A curious fact was the circumstance that whenever Nilushka sighted a stray gleam from a piece of glass, or the glitter of a morsel of copper in sunlight, he would halt dead where he was, turn grey with the ashiness of death, lose his smile, and remain dilating to an unnatural extent his clouded and troubled eyes. And so, with his whole form distorted with horror, and his thin hand crossing himself, and his knees trembling, and his smock fluttering around his frail wisp of a body, and his features growing stonelike, he would, for an hour or more, continue to stand, until at length someone laid a hand in his, and led him home.
The tale had it that, in the first instance, born “soft-headed,” he finally lost his reason, five years before the period of which I am writing, when a great fire occurred, and that thenceforth anything, save sunlight, that in any way resembled fire plunged him into this torpor of dumb dread. Naturally the people of the suburb devoted to him a great deal of attention.
“There goes God’s fool,” would be their remark. “It will not be long before he dies and becomes a Saint, and we fall down and worship him.”
Yet there were persons who would go so far as to crack rude jests at his expense. For instance, as he would be skipping along, with his childish voice raised in his little ditty, some idler or another would shout from a window, or through the cranny of a fence:
“Hi, Nilushka! Fire! Fire!”
Whereupon the angel-faced imbecile would sink to earth as though his legs had been cut away at the knee from under him, and he would huddle, frantically clutching his golden head in his permanently soiled hands, and exposing his youthful form to the dust, under the nearest house or fence.
Only then would the person who had given him the fright repent, and say with a laugh:
“God in heaven, what a stupid lad this is!”
And, should that person have been asked why he had thus terrified the boy, he would probably have replied:
“Because it is such sport to do so. As a lad who cannot feel things as other human beings do, he inclines folk to make fun of him.”
As for the omniscient Antipa Vologonov, the following was his frequent comment on Nilushka:
“Christ also had to walk in terror. Christ also was persecuted. Why so? Because ever He endured in rectitude and strength. Men need to learn what is real and what is unreal. Many are the sins of earth come of the fact that the seeming is mistaken for the actual, and that men keep pressing forward when they ought to be waiting, to be proving themselves.”
Hence Vologonov, like the rest, bestowed much attention upon Nilushka, and frequently held conversations with him.
“Do you now pray to God,” he said once as he pointed to heaven with one of his crooked fingers, and with the disengaged hand clasped his dishevelled, variously coloured beard.
Whereupon Nilushka glanced fearfully at the mysteriously pointing finger, and, plucking sharply at his forehead, shoulders, and stomach with two fingers and a thumb, intoned in thin, plaintive accents:
“Our Father in Heaven —”
“WHICH ART in Heaven.”
“Yes, in the Heaven of Heavens.”
“Ah, well! God will understand. He is the friend of all blessed ones.” [Idiots; since persons mentally deficient are popularly deemed to stand in a peculiarly close relation to the Almighty.]

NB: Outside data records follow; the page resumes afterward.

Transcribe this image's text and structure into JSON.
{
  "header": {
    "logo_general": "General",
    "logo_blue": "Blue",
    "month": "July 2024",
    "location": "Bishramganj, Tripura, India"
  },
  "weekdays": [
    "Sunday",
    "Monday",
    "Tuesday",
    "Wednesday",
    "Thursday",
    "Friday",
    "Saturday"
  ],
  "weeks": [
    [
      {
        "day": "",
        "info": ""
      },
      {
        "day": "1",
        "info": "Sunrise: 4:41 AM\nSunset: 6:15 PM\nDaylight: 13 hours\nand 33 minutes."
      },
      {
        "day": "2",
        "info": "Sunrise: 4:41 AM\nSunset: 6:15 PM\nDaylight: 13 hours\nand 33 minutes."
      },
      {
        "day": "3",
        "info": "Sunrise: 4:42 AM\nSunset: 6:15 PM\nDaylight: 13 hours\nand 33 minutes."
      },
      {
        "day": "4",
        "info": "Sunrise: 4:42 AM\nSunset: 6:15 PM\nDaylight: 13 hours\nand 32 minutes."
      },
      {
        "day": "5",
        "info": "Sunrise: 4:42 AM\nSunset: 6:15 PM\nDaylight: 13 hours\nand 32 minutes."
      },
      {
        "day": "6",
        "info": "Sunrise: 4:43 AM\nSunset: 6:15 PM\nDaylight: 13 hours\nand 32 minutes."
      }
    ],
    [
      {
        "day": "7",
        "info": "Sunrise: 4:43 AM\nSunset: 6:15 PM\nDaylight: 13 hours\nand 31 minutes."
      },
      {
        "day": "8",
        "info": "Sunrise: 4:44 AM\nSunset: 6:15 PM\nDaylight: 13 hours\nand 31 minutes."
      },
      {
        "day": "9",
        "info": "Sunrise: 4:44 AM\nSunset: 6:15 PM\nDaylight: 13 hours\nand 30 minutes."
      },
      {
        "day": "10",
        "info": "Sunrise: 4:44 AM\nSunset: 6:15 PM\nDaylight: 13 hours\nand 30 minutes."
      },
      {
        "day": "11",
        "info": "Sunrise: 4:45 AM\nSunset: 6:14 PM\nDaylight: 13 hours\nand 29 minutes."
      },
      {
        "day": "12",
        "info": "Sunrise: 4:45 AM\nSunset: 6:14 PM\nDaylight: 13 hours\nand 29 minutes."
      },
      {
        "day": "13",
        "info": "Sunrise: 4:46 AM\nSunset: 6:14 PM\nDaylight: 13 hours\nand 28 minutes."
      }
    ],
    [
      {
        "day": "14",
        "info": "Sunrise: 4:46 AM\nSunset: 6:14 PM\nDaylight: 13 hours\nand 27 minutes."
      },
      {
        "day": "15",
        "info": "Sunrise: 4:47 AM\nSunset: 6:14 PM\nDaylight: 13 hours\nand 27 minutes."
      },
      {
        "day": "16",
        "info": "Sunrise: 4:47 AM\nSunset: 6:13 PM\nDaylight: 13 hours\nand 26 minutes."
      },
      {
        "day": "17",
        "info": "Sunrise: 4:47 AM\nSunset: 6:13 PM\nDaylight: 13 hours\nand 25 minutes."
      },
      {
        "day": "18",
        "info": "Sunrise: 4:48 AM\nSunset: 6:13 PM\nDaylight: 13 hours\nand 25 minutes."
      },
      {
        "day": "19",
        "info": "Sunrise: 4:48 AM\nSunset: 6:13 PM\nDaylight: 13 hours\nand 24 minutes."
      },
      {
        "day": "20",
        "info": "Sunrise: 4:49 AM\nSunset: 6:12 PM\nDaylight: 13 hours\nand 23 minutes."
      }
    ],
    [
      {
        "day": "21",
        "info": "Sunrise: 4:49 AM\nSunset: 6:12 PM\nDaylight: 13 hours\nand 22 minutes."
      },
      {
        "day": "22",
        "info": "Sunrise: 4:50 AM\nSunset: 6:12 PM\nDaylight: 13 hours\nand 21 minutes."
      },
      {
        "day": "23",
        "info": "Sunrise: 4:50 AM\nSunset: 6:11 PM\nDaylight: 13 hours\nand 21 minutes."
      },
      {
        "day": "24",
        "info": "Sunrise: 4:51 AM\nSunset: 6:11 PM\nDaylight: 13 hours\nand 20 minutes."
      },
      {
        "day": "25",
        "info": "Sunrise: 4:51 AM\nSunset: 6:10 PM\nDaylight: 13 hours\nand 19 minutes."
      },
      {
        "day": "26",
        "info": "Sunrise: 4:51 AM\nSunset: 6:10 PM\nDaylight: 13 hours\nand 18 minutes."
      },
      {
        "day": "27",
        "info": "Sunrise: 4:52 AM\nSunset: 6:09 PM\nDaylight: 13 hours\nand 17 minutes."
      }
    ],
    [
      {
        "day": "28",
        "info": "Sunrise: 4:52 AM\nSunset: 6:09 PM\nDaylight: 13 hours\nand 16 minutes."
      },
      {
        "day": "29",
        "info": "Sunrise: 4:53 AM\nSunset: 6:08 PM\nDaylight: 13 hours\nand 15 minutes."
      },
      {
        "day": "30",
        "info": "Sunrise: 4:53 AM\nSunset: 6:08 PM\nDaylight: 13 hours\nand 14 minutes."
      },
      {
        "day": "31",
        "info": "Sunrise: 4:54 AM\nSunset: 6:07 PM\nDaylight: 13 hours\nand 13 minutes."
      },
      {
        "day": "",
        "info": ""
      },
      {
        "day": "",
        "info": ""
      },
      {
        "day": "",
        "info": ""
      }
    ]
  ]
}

Again, great was Nilushka’s interest in anything spherical. Also, he had a love for handling the heads of children; when, softly approaching a group from behind, he would, with his bright, quiet smile, lay slender, bony fingers upon a close-cropped little poll; with the result that the children, not relishing such fingering, would take alarm at the same, and, bolting to a discreet distance, thence abuse the idiot, put out their tongues at him, and drawl in a nasal chorus:
“Nilka, the bottle-neck, the neck without a nape to it” [Probably the attractiveness of this formula lay rather in the rhyming of the Russian words: “Nilka, butilka, bashka bez zatilka!” than in their actual meaning].
Yet their fear of him was in no way reciprocated, nor, for that matter, did they ever assault him, despite the fact that occasionally they would throw an old boot or a chip of wood in his direction-throw it aimlessly, and without really desiring to hit the mark aimed at.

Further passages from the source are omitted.